Aldar deepens logistics bet with KEZAD deal

Aldar has acquired a portfolio of industrial and logistics assets in KEZAD for AED650 million, strengthening its exposure to Abu Dhabi’s warehouse market as demand for modern supply-chain space continues to build across the emirate.

The transaction, announced on 23 April 2026, involves three purpose-built, multi-let warehouses sold by Khalifa Economic Zones Abu Dhabi, a subsidiary of AD Ports Group. The assets add about 163,000 square metres of income-generating industrial and logistics space to Aldar’s platform and deepen the developer’s position in one of Abu Dhabi’s main trade and manufacturing corridors.

The warehouses are located in KEZAD’s Al Ma’mourah cluster and are almost fully leased, with occupancy of about 97 per cent. The tenant base spans food and beverage, logistics, manufacturing and technology, with DHL, Spinneys and Noatum Logistics among the anchor occupiers. Aldar will assume responsibility for asset management, leasing and property management, giving it direct operational control over a portfolio with established rental income.

The deal marks another step in Aldar’s shift from a primarily residential-led development model towards a larger income-producing real estate platform. Industrial and logistics assets have become a higher priority for institutional investors as e-commerce, cold-chain distribution, manufacturing localisation and regional re-export activity reshape demand for warehouses close to ports, highways and future rail links.

Aldar’s latest purchase follows its November 2025 acquisition of two built-to-suit warehouses occupied by Noon and Emtelle in KEZAD for AED570 million. With the new assets, Aldar’s industrial and logistics portfolio rises to more than 700,000 square metres, while its development pipeline in the segment exceeds 1.5 million square metres of leasable space. The company is also pursuing a broader develop-to-hold strategy, with a pipeline of more than AED20 billion scheduled for delivery over the next four years.

KEZAD’s location has been central to the commercial case for the transaction. The zone sits close to Khalifa Port and is linked to major road routes, with access to the Etihad Rail freight network adding to its long-term appeal for tenants that need regional distribution capacity. Its broader land bank covers about 550 square kilometres, giving AD Ports Group one of the largest industrial platforms in the country and a recurring revenue base tied to long leases.
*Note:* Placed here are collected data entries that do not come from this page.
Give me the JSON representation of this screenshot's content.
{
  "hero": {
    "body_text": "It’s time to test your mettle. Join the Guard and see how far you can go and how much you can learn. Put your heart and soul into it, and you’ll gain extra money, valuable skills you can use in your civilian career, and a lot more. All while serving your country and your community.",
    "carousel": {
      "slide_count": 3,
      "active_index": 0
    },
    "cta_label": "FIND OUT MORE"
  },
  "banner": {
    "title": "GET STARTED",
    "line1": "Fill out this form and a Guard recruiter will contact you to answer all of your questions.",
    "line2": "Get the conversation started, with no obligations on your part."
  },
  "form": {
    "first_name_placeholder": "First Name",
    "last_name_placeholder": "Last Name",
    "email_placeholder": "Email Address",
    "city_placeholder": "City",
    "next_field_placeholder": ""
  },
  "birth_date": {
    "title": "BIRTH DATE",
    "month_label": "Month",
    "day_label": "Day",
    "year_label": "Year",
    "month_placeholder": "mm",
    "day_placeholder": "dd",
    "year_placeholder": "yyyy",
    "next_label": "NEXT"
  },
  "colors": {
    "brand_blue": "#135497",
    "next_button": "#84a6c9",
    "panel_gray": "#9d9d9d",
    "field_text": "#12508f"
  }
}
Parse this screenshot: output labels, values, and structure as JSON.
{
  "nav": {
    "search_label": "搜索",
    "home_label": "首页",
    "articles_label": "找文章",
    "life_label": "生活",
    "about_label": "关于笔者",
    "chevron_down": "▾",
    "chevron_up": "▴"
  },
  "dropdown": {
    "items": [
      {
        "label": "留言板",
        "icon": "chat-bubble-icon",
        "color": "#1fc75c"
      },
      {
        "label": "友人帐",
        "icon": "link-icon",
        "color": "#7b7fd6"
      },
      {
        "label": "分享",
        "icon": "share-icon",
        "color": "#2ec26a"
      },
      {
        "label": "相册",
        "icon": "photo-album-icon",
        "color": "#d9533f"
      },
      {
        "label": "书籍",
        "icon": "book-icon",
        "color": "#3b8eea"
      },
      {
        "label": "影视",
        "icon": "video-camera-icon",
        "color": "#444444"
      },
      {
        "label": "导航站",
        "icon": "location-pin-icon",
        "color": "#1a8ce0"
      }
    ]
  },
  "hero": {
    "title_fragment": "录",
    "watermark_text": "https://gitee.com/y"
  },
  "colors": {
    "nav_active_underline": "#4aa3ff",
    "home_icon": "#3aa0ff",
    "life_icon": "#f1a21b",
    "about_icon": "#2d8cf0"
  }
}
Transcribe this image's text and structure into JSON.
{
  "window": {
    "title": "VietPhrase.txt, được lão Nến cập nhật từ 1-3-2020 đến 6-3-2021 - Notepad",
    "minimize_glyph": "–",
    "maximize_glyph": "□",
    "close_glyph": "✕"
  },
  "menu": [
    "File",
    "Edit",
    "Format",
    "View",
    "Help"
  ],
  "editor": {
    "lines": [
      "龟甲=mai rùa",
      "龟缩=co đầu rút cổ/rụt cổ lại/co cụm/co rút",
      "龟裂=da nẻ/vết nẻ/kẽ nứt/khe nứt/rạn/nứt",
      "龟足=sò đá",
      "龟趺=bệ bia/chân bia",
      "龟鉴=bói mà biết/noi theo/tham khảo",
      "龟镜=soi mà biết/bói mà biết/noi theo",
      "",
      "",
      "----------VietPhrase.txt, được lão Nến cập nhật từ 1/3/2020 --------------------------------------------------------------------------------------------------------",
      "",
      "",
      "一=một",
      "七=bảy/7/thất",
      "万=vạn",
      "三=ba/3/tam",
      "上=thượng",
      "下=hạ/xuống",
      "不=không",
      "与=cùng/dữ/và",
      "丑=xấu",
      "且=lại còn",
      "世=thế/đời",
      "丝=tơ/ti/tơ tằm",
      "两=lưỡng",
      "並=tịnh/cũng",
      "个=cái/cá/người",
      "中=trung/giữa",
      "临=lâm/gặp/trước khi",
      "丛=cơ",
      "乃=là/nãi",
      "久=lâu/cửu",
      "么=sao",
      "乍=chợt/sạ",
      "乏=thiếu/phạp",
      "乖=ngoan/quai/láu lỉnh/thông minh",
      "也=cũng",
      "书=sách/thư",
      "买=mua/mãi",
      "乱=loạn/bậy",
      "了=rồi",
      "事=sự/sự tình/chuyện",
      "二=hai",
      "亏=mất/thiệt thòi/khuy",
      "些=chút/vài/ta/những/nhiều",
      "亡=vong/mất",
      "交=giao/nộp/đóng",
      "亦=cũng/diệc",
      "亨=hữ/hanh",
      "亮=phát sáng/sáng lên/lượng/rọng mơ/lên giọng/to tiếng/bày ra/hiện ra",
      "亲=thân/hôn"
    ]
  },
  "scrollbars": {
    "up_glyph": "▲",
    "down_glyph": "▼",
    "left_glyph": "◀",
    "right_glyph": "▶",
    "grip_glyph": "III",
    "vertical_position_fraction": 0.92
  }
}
For AD Ports Group, the sale forms part of a capital recycling programme intended to unlock funds from mature real estate assets and redirect them towards expansion, debt reduction and higher-return growth projects. The AED650 million consideration represents 65 per cent of the group’s minimum AED1 billion target for additional asset monetisation transactions in 2026. The company generated AED4.6 billion from asset monetisation in 2025, including the sale of KEZAD land and warehouses and a 9.77 per cent stake in NMDC Group.

The transaction also shows how Abu Dhabi’s industrial property market is drawing stronger competition from local, regional and international investors. Seven bidders took part in the sale process, reflecting confidence in logistics real estate at a time when high-quality, leased warehouse assets remain scarce in prime locations. For asset owners, the appetite provides an opportunity to recycle capital at attractive valuations; for buyers, leased warehouses offer predictable cash flows and exposure to the emirate’s non-oil growth agenda.

Aldar’s investment arm has been expanding across commercial, retail, hospitality, education and logistics assets, building a portfolio designed to balance development earnings with recurring income. The acquisition gives the company a stronger foothold in a sector where tenant demand is linked less to short-term property cycles and more to trade flows, consumer distribution, manufacturing policy and supply-chain resilience.